Glenn Greenwald wrote a new book titled "With Liberty and Justice for Some" and he released the introduction recently.  I'm looking forward to reading it.  Here is an excerpt:


The central principle of America’s founding was that the rule of law would be the prime equalizing force, the ultimate guardian of justice. The Founders considered vast inequality in every other realm to be inevitable and even desirable. Some would be rich, and many would be poor. Some would acquire great power, and many would live their entire lives virtually powerless. A small number of individuals would be naturally endowed with unique and extraordinary talents, while most people, by definition, would be ordinary. Due to those unavoidable circumstances, the American conception of liberty was not only consistent with, but premised on, the inevitability of outcome inequality — the success of some people, the failure of others. 
The one exception was the rule of law. When it came to the law, no inequality was tolerable. Law was understood to be the sine qua non ensuring fairness, a level playing field, and a universal set of rules.
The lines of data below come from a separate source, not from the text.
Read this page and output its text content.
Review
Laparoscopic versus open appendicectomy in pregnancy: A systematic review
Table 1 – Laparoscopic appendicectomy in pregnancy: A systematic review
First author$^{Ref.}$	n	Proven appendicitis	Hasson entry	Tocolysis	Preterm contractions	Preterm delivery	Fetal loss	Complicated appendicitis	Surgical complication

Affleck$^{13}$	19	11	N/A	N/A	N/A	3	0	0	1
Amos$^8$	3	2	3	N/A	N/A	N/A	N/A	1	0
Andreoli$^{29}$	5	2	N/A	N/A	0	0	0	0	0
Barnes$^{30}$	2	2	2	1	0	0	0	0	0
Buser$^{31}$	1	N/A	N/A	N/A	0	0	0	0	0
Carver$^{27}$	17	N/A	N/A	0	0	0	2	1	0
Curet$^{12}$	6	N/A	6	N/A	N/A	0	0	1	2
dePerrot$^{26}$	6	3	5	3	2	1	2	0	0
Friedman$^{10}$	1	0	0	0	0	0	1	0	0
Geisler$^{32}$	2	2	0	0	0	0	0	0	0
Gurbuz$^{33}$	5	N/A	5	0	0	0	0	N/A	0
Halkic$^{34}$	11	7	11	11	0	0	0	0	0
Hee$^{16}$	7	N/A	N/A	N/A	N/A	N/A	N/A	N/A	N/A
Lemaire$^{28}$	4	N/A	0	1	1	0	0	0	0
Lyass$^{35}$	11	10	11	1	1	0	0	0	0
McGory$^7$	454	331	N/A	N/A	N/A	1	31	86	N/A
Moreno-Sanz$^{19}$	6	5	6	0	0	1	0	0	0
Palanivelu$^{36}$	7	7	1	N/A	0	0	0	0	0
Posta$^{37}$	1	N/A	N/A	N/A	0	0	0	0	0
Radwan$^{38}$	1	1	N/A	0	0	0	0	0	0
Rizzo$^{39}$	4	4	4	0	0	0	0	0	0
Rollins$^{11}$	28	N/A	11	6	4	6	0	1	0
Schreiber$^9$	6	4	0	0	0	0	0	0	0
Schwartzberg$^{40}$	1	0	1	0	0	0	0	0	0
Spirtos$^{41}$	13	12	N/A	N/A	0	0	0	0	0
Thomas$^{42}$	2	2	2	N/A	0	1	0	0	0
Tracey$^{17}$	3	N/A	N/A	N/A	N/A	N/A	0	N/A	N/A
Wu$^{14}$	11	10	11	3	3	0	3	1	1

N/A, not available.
It was the nonnegotiable prerequisite that made all other forms of inequality acceptable. Only if everyone was bound to the same rules would outcome inequality be justifiable.

01 June 2012

The Wealthy Don't Just Sit on Their Money

Milton Friedman discusses the increasing standard of living of the ordinary person as well as the unintended consequence of government paternalism, like the minimum wage.